Le luxe préfère se saborder que d’avouer avoir vendu son âme

En détruisant leurs invendus, les grandes marques de luxe montrent combien la notion de luxe reste fragile. En faisant mine de se détacher de la dimension purement matérielle de leur activité, pour en privilégier le caractère symbolique, les maisons de luxe s’enferrent dans une posture les ayant déjà conduit à oublier l’essence même de leur métier.
La crise n’épargne personne, pas même les maisons de luxe, qui se gardent bien de reconnaître leurs difficultés. Une pratique récente a émergé. Elle consiste à littéralement détruire, en fin de saison, les produits invendus, quelle qu’en soit leur valeur. Le phénomène est sorti de l’ombre lorsque l’enseigne de luxe britannique Burberry a indiqué, dans son rapport annuel, avoir « détruit physiquement » l’an passé (2017) des articles pour une valeur de 28,6 millions de livres, soit quelque 31 millions d’euros. Même si la marque a expliqué son geste en précisant que ces destructions concernaient des produits de beauté, faisant suite à la cession de sa licence parfums et cosmétiques au groupe américain Coty, il s’agit d’une pratique courante pour les groupes de luxe, qui ne font ni soldes ni déstockages et veulent éviter à tout prix que leurs vêtements ou sacs n’atterrissent sur des marchés parallèles.
Un acte aussi radical révèle à lui seul les chemins dangereux sur lesquels se sont engagées les marques de luxe ces dernières décennies : entretien de la confusion entre luxe et mode, massification de la production et de la diffusion éloignant le luxe de la rareté dont il a besoin, complaisance avec une clientèle confondant parfois cherté et luxe, égarements dans les choix des directeurs artistiques, accentuation des relations consanguines avec certains médias…
Plus fondamentalement, cette pratique renvoie à la théorie du potlatch[1]. Dans le monde tribal, le potlatch est une cérémonie basée sur un système de dons / contre-dons dans le cadre de partages symboliques. Une personne offre à une autre un objet en fonction de l’importance qu’elle accorde à cet objet ; l’autre personne offrira en retour un autre objet lui appartenant dont l’importance sera estimée comme équivalente à celle du premier objet offert. Une version plus spectaculaire du potlatch permet un affrontement symbolique entre deux chefs de tribus. A tour de rôle, chaque chef de tribu peut détruire un bien de son adversaire (bijoux, parures, armes, vaisselles, meubles..). Le premier qui ne supporte plus de voir ses biens être détruits est vaincu, puisqu’il fait l’aveu d’un attachement à ses biens matériels, signe de son infériorité.

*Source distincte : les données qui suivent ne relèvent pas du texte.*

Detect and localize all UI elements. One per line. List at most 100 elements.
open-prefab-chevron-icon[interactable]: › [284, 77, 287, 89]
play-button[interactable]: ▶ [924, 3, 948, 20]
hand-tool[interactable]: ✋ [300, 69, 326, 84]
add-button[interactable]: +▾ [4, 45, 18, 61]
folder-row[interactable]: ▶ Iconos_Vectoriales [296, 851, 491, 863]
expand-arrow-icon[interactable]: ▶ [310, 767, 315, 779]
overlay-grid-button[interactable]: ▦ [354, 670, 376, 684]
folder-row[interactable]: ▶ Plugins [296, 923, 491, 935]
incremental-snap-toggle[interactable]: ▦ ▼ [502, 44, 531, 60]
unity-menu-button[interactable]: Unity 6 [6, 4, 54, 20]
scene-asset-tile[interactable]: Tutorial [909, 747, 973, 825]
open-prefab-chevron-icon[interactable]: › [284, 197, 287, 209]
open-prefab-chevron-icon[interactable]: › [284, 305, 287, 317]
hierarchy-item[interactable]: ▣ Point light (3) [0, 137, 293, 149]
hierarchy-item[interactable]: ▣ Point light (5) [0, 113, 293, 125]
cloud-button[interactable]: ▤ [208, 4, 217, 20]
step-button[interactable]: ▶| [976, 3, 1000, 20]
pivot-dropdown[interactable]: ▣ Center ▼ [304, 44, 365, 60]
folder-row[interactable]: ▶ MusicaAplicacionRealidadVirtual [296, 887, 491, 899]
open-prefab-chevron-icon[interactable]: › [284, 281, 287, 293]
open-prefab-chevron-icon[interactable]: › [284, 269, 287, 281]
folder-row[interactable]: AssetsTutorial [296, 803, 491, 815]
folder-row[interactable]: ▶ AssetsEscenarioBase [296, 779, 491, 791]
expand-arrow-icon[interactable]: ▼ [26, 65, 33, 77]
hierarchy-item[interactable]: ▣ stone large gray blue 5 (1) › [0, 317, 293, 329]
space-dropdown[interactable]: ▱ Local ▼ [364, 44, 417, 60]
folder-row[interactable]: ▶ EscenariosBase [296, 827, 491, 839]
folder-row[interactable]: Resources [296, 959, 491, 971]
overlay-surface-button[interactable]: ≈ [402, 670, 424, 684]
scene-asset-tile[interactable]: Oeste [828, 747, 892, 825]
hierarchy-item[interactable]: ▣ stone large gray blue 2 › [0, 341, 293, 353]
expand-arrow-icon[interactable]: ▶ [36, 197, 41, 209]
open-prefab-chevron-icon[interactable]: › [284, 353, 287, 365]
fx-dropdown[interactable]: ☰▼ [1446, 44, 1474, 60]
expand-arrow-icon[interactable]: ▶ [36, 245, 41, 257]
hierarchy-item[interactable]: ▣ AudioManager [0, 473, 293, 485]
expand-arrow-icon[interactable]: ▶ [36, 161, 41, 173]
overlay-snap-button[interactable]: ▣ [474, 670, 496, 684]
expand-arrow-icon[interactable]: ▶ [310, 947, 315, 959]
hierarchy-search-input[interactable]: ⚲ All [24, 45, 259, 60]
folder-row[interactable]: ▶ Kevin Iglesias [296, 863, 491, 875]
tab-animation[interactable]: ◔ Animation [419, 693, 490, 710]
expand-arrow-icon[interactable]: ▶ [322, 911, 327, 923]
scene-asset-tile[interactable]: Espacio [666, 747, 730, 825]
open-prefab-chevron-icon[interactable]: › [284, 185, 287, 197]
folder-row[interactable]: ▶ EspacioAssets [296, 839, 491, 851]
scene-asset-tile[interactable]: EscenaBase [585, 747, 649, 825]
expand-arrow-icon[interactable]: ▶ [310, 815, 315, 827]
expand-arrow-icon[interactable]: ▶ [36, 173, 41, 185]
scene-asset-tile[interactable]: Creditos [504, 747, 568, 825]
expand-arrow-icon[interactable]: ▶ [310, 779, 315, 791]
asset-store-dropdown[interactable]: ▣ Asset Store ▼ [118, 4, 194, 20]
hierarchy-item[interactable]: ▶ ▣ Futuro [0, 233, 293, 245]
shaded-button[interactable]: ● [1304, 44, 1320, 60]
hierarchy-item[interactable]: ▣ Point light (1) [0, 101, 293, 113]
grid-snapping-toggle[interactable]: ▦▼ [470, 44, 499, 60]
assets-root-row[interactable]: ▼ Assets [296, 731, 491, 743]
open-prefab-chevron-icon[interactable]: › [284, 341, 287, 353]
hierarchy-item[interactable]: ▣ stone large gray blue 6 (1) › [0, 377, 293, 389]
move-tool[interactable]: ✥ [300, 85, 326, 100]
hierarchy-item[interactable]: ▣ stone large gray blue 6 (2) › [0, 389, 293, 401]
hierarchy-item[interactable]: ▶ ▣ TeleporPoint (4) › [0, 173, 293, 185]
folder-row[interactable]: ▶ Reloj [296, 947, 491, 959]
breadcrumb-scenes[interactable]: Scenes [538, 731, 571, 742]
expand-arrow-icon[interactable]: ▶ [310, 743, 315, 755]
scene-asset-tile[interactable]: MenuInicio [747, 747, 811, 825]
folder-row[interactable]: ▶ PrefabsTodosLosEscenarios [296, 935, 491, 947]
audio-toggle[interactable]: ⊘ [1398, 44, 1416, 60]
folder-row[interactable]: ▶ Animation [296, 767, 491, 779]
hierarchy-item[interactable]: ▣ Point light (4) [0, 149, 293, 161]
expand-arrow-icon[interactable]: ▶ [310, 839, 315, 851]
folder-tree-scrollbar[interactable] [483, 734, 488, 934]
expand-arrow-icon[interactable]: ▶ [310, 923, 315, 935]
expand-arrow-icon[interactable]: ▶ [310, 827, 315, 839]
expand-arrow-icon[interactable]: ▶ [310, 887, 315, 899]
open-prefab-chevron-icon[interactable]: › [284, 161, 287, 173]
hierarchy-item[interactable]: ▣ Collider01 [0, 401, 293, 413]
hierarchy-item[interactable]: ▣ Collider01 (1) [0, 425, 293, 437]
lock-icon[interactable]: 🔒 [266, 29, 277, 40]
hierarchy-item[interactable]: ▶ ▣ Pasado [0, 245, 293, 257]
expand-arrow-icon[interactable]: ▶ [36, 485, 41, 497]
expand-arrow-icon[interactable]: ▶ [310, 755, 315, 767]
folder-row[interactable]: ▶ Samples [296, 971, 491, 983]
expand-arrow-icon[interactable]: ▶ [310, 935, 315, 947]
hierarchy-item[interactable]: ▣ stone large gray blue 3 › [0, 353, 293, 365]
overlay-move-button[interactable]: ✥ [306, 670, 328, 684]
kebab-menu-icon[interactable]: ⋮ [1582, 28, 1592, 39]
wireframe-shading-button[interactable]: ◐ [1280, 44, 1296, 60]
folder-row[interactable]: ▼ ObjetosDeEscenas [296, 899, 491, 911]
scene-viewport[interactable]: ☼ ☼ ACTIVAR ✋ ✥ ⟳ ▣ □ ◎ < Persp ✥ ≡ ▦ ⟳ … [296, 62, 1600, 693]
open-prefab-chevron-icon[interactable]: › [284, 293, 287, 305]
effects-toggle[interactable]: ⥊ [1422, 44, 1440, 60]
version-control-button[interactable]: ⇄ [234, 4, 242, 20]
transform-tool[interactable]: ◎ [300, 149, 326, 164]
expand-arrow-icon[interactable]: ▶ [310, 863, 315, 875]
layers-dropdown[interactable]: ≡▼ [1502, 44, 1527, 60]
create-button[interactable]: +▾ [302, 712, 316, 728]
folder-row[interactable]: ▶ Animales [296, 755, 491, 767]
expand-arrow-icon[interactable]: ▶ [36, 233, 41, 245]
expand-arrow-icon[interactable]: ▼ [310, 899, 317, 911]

Dans le même esprit, les marques de luxes s’affrontent en se disputant la faveur d’incarner le luxe mieux que toutes les autres. Mais le luxe ne souffre pas la demi-mesure. Le luxe supposant la rareté des produits vendus du fait de leur caractère exceptionnel, les maisons se voient contraintes d’entretenir alors une rareté artificielle, de peur de descendre de leurs piédestaux. La destruction des produits devenant le point d’orgue de cette quête absolue tout autant que le symbole du désespoir de ses auteurs.
Certaines maisons de luxe ont peut-être oublié leur raison d’être : proposer un produit d’exception que son caractère extraordinaire rend difficile, long et onéreux à produire puis à acquérir et donc rare. Un point qui continuera, au moins au sein de la profession, à garantir à Hermès un statut d’incarnation du luxe véritable (avec ses peaux et ses cuirs d’exception, ses séries courtes, sa minutie artisanale, son chic, sa retenue…) face à d’autres groupes qui rêvent de lui ravir cette position.
[1] Essai sur le don. Forme et raison de l’échange dans les sociétés archaïques, paru en 1923-1924 dans l’Année Sociologique, est le texte le plus célèbre de l’anthropologue Marcel Mauss.